For the 2010 Diversity Visa Lottery, the winning applicants were apportioned as follows:
Region Winner Allocation Country with Highest Number of Winners Countries with High Fraud Level (percent of entries which are illegitimate and therefore disqualified during selection process)
Africa 52.63 % Ghana Nigeria 82.77%, Egypt 70.54% Ethiopia 68.57%, Sierra Leone 46.21%, Sudan 30.94%, Ghana 24.68%, Guinea 23.81%, Liberia 17.93%, Cameroon 11.64%
Europe 29.04 % Ukraine Ukraine 71.91%
Asia 14.62 % Bangladesh Bangladesh 78.95%
South and Central America and the Caribbean 1.93 % Venezuela
Oceania 1.76 % Australia
North America 0.02% Bahamas
Frauds and scams
There is no charge to enter the diversity visa lottery, and the only way to do so is by completing and sending the electronic form available at the U.S. Department of State's website during the registration period.

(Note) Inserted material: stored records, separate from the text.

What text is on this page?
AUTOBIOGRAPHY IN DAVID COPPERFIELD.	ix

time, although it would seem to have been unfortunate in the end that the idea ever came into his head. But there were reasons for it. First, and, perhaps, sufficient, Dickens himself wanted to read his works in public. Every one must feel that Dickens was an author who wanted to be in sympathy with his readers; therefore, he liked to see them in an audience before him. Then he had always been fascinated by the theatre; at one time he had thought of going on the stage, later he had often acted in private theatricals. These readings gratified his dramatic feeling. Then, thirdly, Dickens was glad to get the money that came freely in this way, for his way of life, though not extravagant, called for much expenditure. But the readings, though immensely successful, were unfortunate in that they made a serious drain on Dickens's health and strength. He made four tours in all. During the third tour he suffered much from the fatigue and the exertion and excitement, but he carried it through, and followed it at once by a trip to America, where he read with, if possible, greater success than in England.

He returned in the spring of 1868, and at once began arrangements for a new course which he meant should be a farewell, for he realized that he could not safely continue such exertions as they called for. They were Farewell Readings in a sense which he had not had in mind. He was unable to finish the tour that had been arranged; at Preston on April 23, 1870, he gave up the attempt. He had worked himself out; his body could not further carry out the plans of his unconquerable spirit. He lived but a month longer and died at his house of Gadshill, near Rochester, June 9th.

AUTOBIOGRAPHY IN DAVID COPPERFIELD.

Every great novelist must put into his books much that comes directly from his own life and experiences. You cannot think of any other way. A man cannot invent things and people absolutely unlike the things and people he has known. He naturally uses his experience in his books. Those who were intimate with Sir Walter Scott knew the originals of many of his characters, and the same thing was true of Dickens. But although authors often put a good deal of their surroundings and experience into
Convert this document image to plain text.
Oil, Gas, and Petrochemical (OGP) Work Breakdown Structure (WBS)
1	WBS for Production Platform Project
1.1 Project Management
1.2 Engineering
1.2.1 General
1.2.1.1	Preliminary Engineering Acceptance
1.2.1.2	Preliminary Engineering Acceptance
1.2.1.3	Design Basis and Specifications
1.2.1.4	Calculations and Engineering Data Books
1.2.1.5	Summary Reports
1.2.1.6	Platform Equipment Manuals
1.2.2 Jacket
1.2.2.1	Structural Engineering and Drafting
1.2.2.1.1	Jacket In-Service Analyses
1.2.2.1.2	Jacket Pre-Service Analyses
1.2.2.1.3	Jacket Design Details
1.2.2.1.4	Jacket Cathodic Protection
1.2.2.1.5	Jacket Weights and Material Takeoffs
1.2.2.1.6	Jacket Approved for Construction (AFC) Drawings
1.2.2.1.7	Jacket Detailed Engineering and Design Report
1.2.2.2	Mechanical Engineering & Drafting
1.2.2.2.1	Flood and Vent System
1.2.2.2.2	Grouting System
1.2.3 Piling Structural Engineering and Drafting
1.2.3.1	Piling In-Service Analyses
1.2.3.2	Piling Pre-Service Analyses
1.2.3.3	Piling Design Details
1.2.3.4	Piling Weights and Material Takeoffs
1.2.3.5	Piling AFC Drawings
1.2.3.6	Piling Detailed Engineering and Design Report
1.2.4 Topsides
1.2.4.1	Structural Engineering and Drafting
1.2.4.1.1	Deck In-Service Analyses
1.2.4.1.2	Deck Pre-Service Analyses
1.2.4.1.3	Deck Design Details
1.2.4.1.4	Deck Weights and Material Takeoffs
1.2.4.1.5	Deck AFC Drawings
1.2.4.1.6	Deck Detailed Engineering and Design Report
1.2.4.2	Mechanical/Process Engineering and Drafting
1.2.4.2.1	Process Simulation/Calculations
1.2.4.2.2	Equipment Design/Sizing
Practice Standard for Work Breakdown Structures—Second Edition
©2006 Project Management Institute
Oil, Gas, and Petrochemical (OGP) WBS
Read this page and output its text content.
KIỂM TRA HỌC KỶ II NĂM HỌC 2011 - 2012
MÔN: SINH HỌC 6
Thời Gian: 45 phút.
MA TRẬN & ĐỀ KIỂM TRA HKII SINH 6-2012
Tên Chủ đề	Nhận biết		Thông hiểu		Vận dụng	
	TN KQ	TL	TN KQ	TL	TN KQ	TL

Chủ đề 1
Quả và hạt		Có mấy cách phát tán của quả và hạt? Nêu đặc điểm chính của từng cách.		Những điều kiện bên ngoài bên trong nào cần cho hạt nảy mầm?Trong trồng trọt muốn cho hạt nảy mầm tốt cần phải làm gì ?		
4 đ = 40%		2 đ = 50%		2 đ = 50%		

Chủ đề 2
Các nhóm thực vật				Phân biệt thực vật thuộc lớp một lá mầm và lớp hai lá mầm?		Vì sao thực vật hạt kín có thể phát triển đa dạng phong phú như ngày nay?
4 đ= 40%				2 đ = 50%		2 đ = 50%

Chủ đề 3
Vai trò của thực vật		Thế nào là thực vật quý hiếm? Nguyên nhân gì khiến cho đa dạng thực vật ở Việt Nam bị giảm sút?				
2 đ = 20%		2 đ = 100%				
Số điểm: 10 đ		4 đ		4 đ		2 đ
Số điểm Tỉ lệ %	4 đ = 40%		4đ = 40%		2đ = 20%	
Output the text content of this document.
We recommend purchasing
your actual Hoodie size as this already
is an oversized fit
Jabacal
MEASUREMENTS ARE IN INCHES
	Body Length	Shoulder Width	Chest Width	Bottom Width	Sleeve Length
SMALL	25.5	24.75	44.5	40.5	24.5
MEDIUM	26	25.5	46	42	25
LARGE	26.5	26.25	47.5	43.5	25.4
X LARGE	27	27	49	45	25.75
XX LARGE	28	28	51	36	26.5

However, there are numerous companies and websites that charge a fee in order to complete the form for the applicant. The Department of State and the Federal Trade Commission have warned that some of these businesses falsely claim to increase someone's chances of winning the lottery, or that they are affiliated with the U.S. government.
There have also been numerous cases of fraudulent emails and letters which falsely claim to have been sent by the Department of State and that the recipient has been granted a Permanent Resident Card. These messages prompt the recipients to transfer a "visa processing fee" as a prerequisite for obtaining a "guaranteed" green card. The messages are sometimes sent to people who never participated in the lottery and can look trustworthy as they contain the recipient's exact name and contact details and what appears to be a legal notice.
The Department of State has issued a warning against the scammers. It notes that any email claiming the recipient to be a winner of the lottery is fake because the Department has never notified and will not notify winners by email. The Department has urged recipients of such messages to notify the Internet Crime Complaint Center about the scam.
Over 13.6 million applications for the 2008 Diversity Visa Lottery (DV-2010) were submitted — an increase of 4.5 million, or 50%, from the 9.1 million applications submitted in the 2007 Diversity Visa Lottery (DV-2009).
Starting with the DV-2008, several questions and options for answers have been added. Applicants are now required to provide information, such as the country where they currently live and their highest level of education achieved, in the Electronic Diversity Visa Entry Form (E-DV Entry Form).
The open registration period for the lottery was restored from 60 days to 30 days beginning with the calendar year 2010 diversity visa lottery (DV-2012).